The current early states, by contrast, are small enough (in population) that person-to-person politics can still go far, giving lesser-known candidates a chance. Pete Buttigieg illustrates the point: the former South Bend, Ind., mayor used Iowa to vault into national contention.

“Before I worked in those states, I was part of the crowd that said, ‘Why in the world do we hand these two small states this much power?'” Brabender said. “And then when you actually spend time there during the first caucuses or first primary, it’s different. It takes a state that small to really be able to kick the tires.”

A line of supporters of Democratic presidential candidate Pete Buttigieg forms along 12th Street before he makes his first trip to Philadelphia for a grassroots rally next to Reading Terminal Market on Oct. 20, 2019.
TOM GRALISH / Staff Photographer
A line of supporters of Democratic presidential candidate Pete Buttigieg forms along 12th Street before he makes his first trip to Philadelphia for a grassroots rally next to Reading Terminal Market on Oct. 20, 2019.

Indeed, it’s common for Iowa voters to see each candidate in person multiple times before deciding.
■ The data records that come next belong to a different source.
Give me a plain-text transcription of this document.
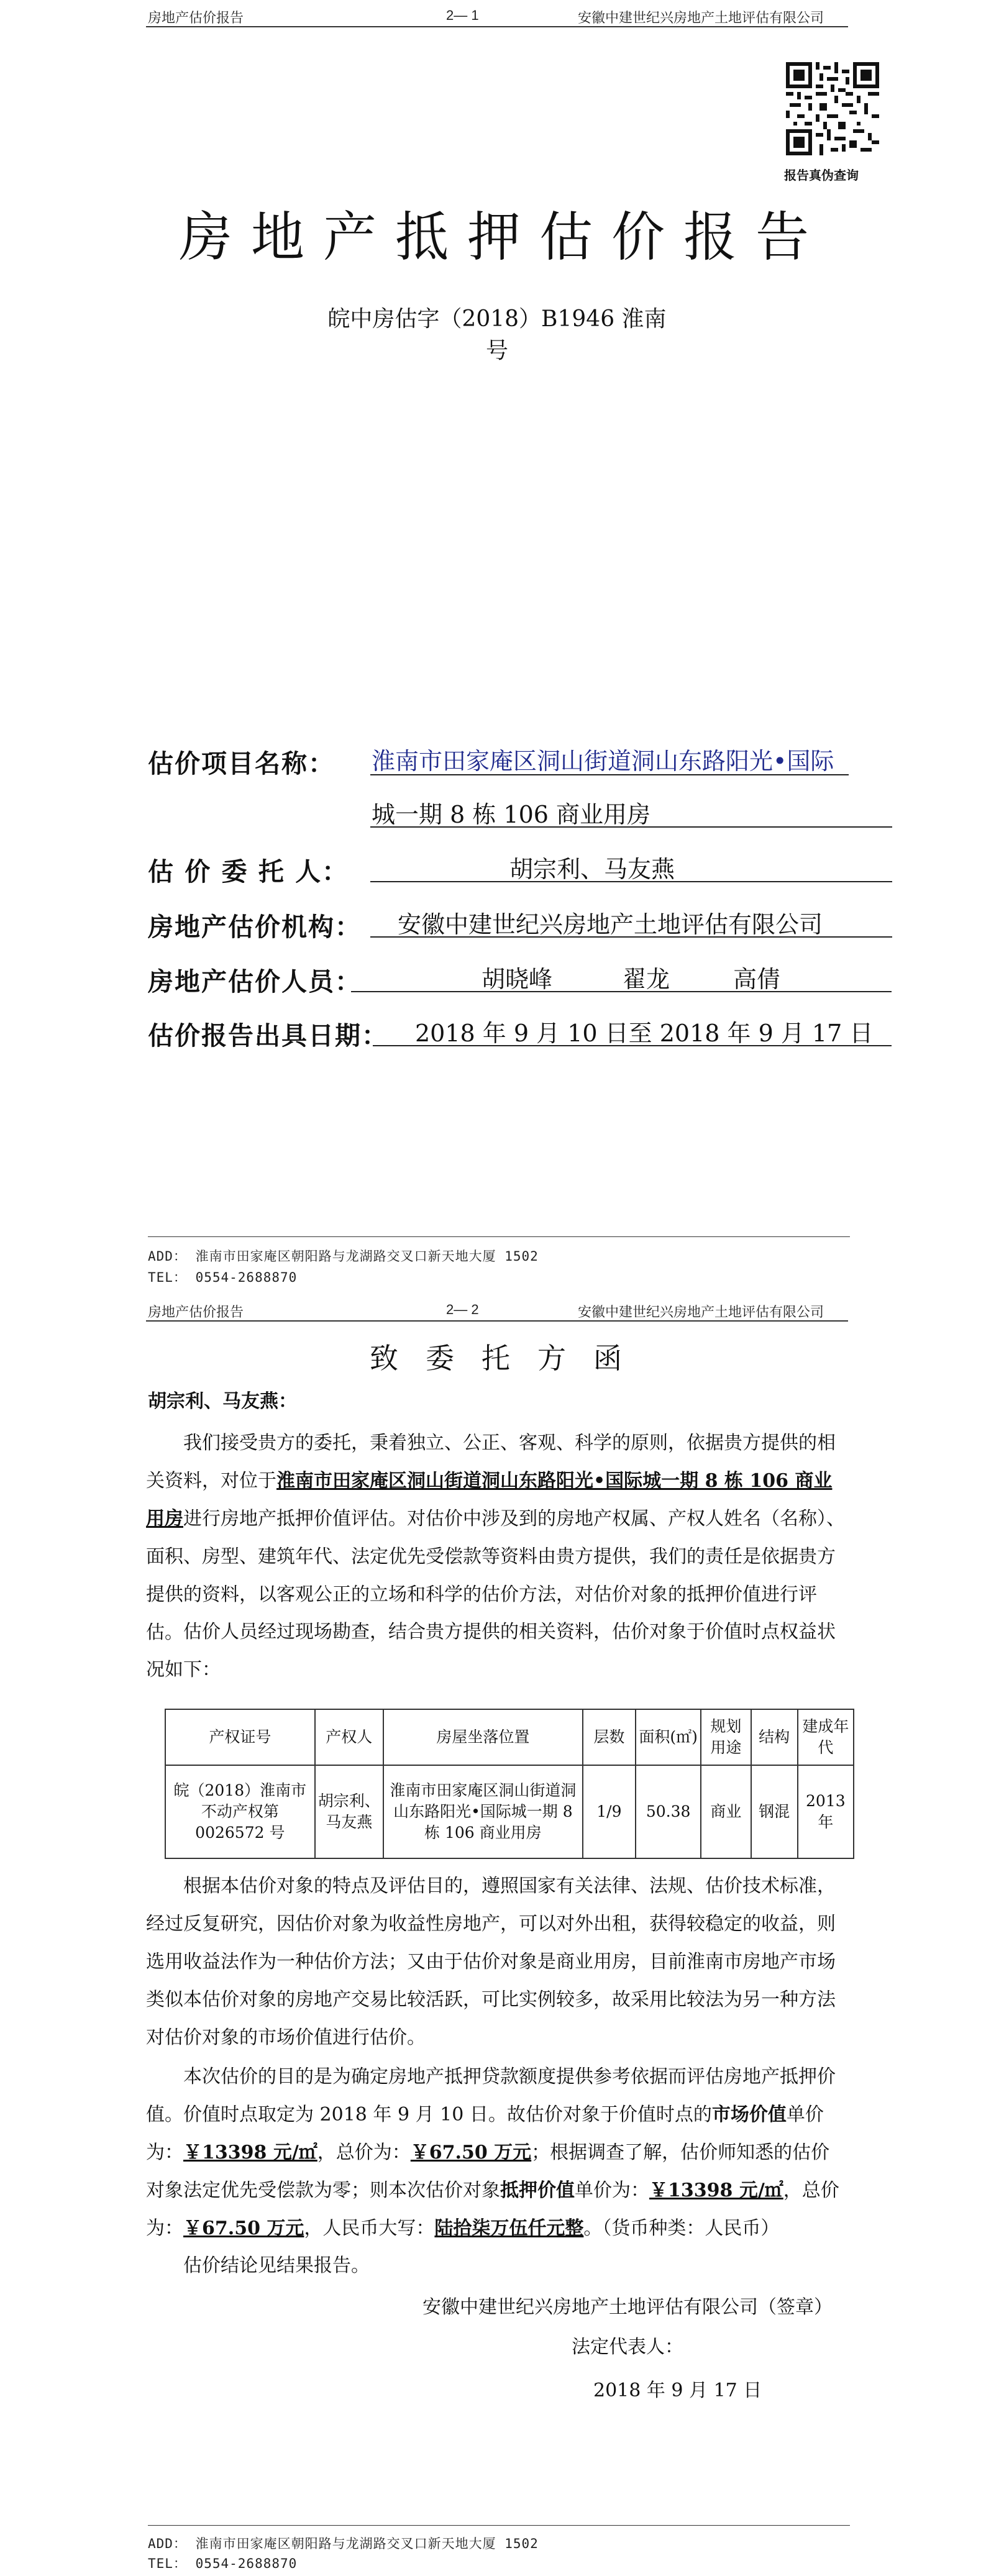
房地产估价报告	2— 1	安徽中建世纪兴房地产土地评估有限公司
报告真伪查询
房地产抵押估价报告
皖中房估字（2018）B1946 淮南号
估价项目名称： 淮南市田家庵区洞山街道洞山东路阳光•国际
城一期 8 栋 106 商业用房
估 价 委 托 人：	胡宗利、马友燕
房地产估价机构： 安徽中建世纪兴房地产土地评估有限公司
房地产估价人员：	胡晓峰	翟龙	高倩
估价报告出具日期： 2018 年 9 月 10 日至 2018 年 9 月 17 日
ADD： 淮南市田家庵区朝阳路与龙湖路交叉口新天地大厦 1502
TEL： 0554-2688870
房地产估价报告	2— 2	安徽中建世纪兴房地产土地评估有限公司
致委托方函
胡宗利、马友燕：
我们接受贵方的委托，秉着独立、公正、客观、科学的原则，依据贵方提供的相关资料，对位于淮南市田家庵区洞山街道洞山东路阳光•国际城一期 8 栋 106 商业用房进行房地产抵押价值评估。对估价中涉及到的房地产权属、产权人姓名（名称）、面积、房型、建筑年代、法定优先受偿款等资料由贵方提供，我们的责任是依据贵方提供的资料，以客观公正的立场和科学的估价方法，对估价对象的抵押价值进行评估。 估价人员经过现场勘查，结合贵方提供的相关资料，估价对象于价值时点权益状况如下：
产权证号	产权人	房屋坐落位置	层数	面积(㎡)	规划用途	结构	建成年代
皖（2018）淮南市不动产权第0026572 号	胡宗利、马友燕	淮南市田家庵区洞山街道洞山东路阳光•国际城一期 8 栋 106 商业用房	1/9	50.38	商业	钢混	2013 年
根据本估价对象的特点及评估目的，遵照国家有关法律、法规、估价技术标准，经过反复研究，因估价对象为收益性房地产，可以对外出租，获得较稳定的收益，则选用收益法作为一种估价方法；又由于估价对象是商业用房，目前淮南市房地产市场类似本估价对象的房地产交易比较活跃，可比实例较多，故采用比较法为另一种方法对估价对象的市场价值进行估价。
本次估价的目的是为确定房地产抵押贷款额度提供参考依据而评估房地产抵押价值。价值时点取定为 2018 年 9 月 10 日。故估价对象于价值时点的市场价值单价为：￥13398 元/㎡，总价为：￥67.50 万元；根据调查了解，估价师知悉的估价对象法定优先受偿款为零；则本次估价对象抵押价值单价为：￥13398 元/㎡，总价为：￥67.50 万元，人民币大写：陆拾柒万伍仟元整。（货币种类：人民币）
估价结论见结果报告。
安徽中建世纪兴房地产土地评估有限公司（签章）
法定代表人：
2018 年 9 月 17 日
ADD： 淮南市田家庵区朝阳路与龙湖路交叉口新天地大厦 1502
TEL： 0554-2688870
Future presidents come not just to rallies, but to living rooms and back porches. Voters often describe supporting candidates based on how much attention the contender has given their specific community.

“Once the early states are over, it all becomes tarmac to tarmac, and symbolic local stop to symbolic local stop. A lot of official-sort of speeches and carefully crafted events," said Mike Lux, a Democratic consultant who used to live in Iowa. “In the early small states, you have to actually talk to people. You have to answer questions, you have to see people in smaller groups, and I think that is such an important thing in electing a president.”

Still, as the country grows more diverse, more Democrats are criticizing the special status for Iowa and New Hampshire — two largely white, rural states.

States are free to choose when to schedule their presidential primaries, so Pennsylvania could jump ahead if state lawmakers wanted to (though the national party has punished others who have tried to get ahead of the first four states, stripping them of delegates to the convention).

But the reality is that lawmakers might not want to move, Putnam said.

Moving up Pennsylvania’s primary from the fourth Tuesday in April would mean rearranging the electoral calendar for all public officials, and state legislators “don’t like disrupting their own reelection campaigns,” he said.

The state could move only the presidential contest, but that would mean paying to run two elections, and possibly lead to voter confusion.

Pennsylvania will have the spotlight in the fall, when it is expected to be one of a handful of states that could decide who sits in the White House.

But for now, it has to watch and wait.